Sementara itu, menanggapi hasil sidang ketiga di MK, Dahnil menganggap saksi ahli yang ditampilkan oleh pihak KPU telah menguatkan fakta adanya kecurangan. Pada sidang di MK hari ini, KPU menghadirkan Prof Marsudi Wahyu Kisworo yang menyatakan bahwa memang situng KPU dijamin aman dan tidak bisa disusupi. namun website situng rentan untuk disusupi dan diretas.

Jubir BPN Prabowo-Sandi, Dahnil Anzar Simanjuntak, memberikan keterangan kepada sejumlah media di Prabowo-Sandi Media Center, Kamis (20/6). (VOA/Ghita).
Jubir BPN Prabowo-Sandi, Dahnil Anzar Simanjuntak, memberikan keterangan kepada sejumlah media di Prabowo-Sandi Media Center, Kamis (20/6). (VOA/Ghita).

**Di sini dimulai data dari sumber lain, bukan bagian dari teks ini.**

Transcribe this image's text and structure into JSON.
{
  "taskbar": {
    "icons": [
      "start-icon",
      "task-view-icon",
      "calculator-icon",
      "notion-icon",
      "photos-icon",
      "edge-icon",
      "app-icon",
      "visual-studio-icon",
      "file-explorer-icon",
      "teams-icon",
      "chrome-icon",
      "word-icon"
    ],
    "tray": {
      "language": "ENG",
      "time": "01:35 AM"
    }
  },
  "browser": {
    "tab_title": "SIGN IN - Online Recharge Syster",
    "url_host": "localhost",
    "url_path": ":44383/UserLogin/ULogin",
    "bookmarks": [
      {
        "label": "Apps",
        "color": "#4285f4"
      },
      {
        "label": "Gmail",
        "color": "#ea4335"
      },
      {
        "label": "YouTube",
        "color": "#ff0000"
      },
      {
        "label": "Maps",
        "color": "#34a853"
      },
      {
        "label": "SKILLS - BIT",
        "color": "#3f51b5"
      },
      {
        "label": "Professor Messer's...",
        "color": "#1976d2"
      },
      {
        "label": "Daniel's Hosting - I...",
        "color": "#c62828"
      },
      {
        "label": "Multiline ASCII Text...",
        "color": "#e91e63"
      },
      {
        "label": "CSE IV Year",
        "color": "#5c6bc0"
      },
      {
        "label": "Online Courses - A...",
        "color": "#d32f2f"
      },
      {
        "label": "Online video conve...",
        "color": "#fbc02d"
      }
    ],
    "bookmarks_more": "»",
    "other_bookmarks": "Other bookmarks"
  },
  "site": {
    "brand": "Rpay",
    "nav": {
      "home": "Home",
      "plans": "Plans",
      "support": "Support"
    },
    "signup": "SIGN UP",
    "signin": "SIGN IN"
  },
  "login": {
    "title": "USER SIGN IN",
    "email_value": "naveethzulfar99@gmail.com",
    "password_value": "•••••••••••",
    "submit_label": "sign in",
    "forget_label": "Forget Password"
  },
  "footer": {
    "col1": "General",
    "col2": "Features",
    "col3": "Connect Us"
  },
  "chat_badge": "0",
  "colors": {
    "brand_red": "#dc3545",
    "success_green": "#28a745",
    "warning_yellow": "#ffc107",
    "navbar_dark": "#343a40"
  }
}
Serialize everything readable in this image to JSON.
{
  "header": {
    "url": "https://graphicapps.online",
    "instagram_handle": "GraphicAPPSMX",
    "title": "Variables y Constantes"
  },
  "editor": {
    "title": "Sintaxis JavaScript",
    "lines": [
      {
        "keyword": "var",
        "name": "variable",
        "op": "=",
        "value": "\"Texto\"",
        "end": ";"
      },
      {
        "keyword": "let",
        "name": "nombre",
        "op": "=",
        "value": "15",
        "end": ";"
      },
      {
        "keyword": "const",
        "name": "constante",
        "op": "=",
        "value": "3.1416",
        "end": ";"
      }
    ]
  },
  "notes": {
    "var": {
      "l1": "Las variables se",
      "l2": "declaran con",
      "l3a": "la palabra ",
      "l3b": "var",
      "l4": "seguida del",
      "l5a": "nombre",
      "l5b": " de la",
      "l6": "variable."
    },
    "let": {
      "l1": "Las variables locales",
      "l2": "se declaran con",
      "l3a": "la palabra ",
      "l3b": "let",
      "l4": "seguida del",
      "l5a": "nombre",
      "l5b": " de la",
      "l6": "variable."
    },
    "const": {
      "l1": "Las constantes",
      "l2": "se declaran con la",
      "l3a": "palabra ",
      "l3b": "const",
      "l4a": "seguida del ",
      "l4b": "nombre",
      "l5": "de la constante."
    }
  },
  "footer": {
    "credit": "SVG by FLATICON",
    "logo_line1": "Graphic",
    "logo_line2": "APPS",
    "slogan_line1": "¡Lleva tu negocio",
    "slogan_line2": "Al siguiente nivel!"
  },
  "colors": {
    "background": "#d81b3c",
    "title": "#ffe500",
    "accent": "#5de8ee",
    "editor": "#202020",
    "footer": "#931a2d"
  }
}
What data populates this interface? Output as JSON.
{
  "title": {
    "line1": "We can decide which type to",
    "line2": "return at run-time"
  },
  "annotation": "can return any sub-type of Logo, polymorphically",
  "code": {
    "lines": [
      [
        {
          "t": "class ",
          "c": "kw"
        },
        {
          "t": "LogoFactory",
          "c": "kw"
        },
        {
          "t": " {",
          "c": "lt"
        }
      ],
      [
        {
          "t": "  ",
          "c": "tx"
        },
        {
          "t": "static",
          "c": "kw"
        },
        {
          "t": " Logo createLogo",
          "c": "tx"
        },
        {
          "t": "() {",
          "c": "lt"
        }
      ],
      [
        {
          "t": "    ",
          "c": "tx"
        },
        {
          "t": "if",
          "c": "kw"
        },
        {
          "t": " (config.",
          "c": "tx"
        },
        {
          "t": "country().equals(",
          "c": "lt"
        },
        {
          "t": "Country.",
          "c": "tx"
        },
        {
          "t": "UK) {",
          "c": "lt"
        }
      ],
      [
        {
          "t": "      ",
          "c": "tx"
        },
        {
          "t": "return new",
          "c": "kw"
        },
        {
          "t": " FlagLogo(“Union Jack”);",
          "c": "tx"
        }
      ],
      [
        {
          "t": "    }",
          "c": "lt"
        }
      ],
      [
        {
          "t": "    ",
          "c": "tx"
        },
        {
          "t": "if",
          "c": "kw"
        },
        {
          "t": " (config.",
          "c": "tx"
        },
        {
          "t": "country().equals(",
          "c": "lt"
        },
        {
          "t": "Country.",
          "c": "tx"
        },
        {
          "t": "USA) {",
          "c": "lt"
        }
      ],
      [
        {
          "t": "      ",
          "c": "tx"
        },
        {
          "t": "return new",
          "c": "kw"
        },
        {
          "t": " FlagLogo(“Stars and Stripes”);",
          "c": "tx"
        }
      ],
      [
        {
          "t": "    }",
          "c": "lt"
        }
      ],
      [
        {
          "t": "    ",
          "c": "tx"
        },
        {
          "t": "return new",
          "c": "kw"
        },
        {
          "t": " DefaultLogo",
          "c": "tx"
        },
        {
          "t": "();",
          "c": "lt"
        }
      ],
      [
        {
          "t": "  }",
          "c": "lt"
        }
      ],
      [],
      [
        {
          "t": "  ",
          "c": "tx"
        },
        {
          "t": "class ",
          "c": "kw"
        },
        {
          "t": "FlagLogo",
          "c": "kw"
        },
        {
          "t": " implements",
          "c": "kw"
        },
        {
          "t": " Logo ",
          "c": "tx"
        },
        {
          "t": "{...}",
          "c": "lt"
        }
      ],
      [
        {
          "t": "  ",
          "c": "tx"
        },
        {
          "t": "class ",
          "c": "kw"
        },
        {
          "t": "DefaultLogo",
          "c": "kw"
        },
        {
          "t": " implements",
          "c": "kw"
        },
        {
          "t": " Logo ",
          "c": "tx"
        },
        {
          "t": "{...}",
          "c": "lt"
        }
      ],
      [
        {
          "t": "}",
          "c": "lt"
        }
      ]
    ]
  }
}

“Menurut kita justru ahli yang diajukan termohon memperkuat kesaksian sebelumnya, yang disampaikan oleh saksi ahli kita, juga saksi fakta yang kita sampaikan. Apa itu? Salah satunya adalah situng dan website situng itu memang rentan terhadap pemobobolan, rentan terhadap input C1 yang bisa diedit, jadi itu yang tidak dibantah. Itu yang tidak dianulir oleh saksi dari termohon, jadi kesaksian saksi dari termohon justru memperkuat bahwasanya ada fakta kecurangan yang sistematik, terutama dibagian variable situng,” jelas Dahnil.

Di sisi lain, Moeldoko membantah kesaksian dari saksi BPN Prabowo-Sandi Hairul Anas Suadi yang mengatakan bahwa dalam pelatihan saksi TKN Jokowi-Ma’ruf, Moeldoko mengatakan “kecurangan bagian dari demokrasi.” Menurutnya ada salah penafsiran. Ia hanya menegaskan kepada para saksi agar lebih hati-hati dan waspada terhadap kemungkinan adanya kecurangan dalam pemilu.

“Begini ceritanya, saya katakan dalam sebuah demokrasi yang mengedepankan kebebasan, itu apa saja bisa terjadi, termasuk juga kecurangan, bisa terjadi. Untuk itu kalian para saksi harus bekerja sungguh sungguh. Berikutnya kalian harus militan, jangan banyak meninggalkan tempat, bahkan yang pakai kacamata saya tegaskan,” kata Moeldoko.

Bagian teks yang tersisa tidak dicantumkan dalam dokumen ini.